Sans doute, vu de l'extérieur, c'est simple, mais… J'aurais, vois-tu Lucien l'âne mon ami, j'aurais dû traduire (et si on traduit, c'est évidemment la bonne solution) « Roma è fatta pei ricchi signori » par quelque chose comme : « Rome est faite pour les riches messieurs »… Mais çà, crois-moi, ça ne tient pas la route en français.

 

 

Oh oui, dit Lucien l'âne, je le sens bien… Ça ne va vraiment pas. Il vaudrait mieux, si tu permets, il eût mieux valu – car je vois bien que tu ne reviendras pas sur ton titre… il eût mieux valu dire : « Rome est faite pour les gens riches », ce que raconte très bien « La dolce vita » de Fellini.

 

 

Et c'est bien comme ça que je l'avais traduit une première fois. Le sens est exact et la formule est bonne. Mais je l'ai abandonné aussi cette traduction ; ça disait bien ce que ça voulait dire, mais il manquait quelque chose, un je ne sais quoi d'ironique… C'est ça, il manquait un peu d'acide ironique, un peu de crème de mépris pour ces « gens-là » ; pour cette caste. Alors, il m'est revenu ce mot de rupin. D'où vient-il ? Si j'en crois les dictionnaires, c'est un mot ancien, on le trouverait déjà au XVIième siècle… Mais pour moi, il m'est revenu de Léo Ferré qui l'avait repêché dans l'argot parisien ; il en a d'ailleurs fait une chanson, que je vais m'empresser de te faire connaître – et nous en discuterons ensemble. Mais pour résumer la chose et en clair, les « rupins », ce sont les riches, les richetons…

 

 

Rome est faite pour les riches… Mais toutes les grandes villes, toutes les capitales… sont faites pour les riches et dans toutes, le destin des pauvres est bien celui décrit ici… Misère et compagnie.

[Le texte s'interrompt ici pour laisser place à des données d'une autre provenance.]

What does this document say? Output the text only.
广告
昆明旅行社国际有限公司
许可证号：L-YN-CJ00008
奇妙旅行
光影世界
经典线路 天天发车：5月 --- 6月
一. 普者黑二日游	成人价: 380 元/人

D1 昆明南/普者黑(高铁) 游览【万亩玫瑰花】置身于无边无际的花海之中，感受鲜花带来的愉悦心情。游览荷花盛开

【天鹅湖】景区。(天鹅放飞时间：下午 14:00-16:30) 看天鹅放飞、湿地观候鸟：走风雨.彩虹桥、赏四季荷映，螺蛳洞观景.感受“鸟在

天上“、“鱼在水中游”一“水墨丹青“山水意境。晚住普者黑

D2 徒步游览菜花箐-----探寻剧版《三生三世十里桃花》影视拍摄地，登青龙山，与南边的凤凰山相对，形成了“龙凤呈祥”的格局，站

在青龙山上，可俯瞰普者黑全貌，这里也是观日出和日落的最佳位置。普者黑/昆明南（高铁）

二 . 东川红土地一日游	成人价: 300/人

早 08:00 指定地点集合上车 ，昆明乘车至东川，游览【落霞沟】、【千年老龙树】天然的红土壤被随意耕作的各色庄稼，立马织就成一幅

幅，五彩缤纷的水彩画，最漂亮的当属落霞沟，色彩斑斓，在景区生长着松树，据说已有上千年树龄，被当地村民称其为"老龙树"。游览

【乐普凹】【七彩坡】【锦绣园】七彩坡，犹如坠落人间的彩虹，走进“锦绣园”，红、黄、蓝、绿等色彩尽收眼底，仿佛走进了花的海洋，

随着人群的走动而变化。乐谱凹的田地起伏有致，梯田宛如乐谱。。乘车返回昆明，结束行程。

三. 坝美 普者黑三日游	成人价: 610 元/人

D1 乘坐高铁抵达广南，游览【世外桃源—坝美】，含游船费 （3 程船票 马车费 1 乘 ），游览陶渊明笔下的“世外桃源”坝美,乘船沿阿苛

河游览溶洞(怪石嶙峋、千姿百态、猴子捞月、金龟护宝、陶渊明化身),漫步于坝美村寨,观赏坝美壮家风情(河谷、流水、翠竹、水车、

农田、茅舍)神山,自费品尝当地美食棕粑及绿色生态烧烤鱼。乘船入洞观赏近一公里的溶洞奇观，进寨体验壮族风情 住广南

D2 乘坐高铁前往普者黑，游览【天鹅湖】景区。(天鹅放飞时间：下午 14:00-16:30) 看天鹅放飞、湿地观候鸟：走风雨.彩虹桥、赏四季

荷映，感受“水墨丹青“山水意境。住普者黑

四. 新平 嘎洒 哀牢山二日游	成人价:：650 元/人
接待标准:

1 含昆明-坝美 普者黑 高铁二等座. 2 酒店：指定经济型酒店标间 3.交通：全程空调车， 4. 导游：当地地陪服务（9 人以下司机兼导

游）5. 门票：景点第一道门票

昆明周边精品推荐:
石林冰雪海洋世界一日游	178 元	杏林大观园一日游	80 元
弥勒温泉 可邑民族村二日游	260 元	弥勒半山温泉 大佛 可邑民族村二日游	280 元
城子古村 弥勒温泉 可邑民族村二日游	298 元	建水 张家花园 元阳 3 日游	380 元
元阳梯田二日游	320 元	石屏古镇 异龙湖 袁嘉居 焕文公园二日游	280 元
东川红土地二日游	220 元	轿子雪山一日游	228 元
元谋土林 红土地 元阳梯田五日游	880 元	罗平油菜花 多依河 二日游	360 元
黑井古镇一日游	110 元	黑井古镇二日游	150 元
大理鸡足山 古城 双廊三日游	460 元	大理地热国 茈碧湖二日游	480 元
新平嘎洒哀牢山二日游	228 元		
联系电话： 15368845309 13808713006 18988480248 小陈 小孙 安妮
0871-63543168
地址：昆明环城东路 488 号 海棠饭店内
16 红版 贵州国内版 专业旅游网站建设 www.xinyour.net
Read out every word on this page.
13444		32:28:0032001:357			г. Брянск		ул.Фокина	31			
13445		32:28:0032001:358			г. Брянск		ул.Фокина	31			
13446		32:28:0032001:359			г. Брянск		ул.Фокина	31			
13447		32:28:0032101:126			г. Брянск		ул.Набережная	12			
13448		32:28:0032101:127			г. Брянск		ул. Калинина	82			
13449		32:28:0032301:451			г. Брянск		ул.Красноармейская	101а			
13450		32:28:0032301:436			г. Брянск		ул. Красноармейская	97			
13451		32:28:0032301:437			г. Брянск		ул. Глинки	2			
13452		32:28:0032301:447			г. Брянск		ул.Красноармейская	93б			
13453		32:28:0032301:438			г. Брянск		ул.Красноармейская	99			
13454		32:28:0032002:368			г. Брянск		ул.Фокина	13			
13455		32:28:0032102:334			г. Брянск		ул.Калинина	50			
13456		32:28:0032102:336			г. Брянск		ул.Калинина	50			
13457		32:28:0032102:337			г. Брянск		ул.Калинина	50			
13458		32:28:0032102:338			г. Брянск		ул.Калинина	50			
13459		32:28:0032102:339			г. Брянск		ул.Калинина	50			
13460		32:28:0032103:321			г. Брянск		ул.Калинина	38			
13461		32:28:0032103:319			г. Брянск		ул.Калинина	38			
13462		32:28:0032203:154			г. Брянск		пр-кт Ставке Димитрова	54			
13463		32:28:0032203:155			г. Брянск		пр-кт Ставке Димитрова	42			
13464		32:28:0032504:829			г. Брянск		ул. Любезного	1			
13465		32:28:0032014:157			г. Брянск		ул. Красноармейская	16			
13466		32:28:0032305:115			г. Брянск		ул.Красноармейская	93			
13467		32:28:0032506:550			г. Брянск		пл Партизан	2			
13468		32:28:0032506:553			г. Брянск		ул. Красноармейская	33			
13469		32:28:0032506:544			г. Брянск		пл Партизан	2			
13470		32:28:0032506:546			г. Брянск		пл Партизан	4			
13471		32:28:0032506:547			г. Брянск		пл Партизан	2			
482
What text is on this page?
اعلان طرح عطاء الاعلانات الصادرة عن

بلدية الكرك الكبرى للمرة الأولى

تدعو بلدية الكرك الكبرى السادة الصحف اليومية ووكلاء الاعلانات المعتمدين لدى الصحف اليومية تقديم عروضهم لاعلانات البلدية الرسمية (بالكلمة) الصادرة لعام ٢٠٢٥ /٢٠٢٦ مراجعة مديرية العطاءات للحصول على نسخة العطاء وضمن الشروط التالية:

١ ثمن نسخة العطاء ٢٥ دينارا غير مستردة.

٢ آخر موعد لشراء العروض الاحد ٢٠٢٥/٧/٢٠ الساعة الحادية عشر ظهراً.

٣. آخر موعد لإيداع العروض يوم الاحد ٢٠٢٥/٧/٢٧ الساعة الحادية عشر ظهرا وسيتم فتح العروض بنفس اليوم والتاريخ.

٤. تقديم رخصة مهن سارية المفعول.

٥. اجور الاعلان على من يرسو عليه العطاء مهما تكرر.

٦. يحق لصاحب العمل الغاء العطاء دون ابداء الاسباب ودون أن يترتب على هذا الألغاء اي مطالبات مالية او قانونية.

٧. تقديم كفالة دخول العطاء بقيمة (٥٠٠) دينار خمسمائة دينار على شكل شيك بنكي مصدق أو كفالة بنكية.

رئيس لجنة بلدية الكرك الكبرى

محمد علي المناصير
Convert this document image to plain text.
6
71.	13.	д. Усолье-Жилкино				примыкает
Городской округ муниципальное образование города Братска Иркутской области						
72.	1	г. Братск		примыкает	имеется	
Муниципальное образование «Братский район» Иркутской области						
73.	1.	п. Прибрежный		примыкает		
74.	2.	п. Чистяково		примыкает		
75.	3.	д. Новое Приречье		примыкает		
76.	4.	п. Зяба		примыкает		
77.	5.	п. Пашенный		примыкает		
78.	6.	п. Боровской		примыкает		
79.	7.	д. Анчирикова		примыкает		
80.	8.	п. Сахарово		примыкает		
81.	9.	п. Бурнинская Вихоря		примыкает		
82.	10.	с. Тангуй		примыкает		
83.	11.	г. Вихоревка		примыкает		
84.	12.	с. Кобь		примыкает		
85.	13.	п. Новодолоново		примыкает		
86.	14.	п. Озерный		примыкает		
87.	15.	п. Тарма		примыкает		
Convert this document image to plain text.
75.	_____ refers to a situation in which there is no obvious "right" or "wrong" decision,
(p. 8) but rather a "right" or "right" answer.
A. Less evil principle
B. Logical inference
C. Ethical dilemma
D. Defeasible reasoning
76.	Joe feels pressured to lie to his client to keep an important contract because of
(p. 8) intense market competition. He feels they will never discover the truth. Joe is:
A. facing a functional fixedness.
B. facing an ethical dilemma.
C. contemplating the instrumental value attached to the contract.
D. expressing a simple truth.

Et même si la chanson date de 1970, on dirait une description, une histoire d'aujourd'hui…

 

 

Alors, Marco Valdo M.I. mon ami, reprenons notre tâche et tissons le linceul de ce vieux monde méprisant, méprisable, condescendant, rampant et cacochyme.

 

 

 

Heureusement !

 

 

 

 

Ainsi Parlaient Marco Valdo M.I. et Lucien Lane

 

 

 

 

 

Nous avons du temps à chômer

Nous avons du temps pour flâner

Avec ces sous qu'ils nous ont donnés

On ne peut s'en tirer.

 

Les prix montent, montent

Et toujours descend le salaire

Dis-moi comment on fait à Rome

Dis-moi comment on fait à Rome

 

Rome est faite pour les rupins

Pour les grands requins

Et nous nous n'avons rien

 

Quand on mange, on ne s'habille pas

Quand on s'habille, on ne mange pas

Quand on doit payer un loyer

On va au mont de piété

 

L'autre soir, ma femme m'a déclaré

Avec cette misère qu'ils nous donnent, on ne peut aller bien loin

Et ainsi l'ouvrier est obligé

De se jeter dans le fleuve, il n'y a plus de saints.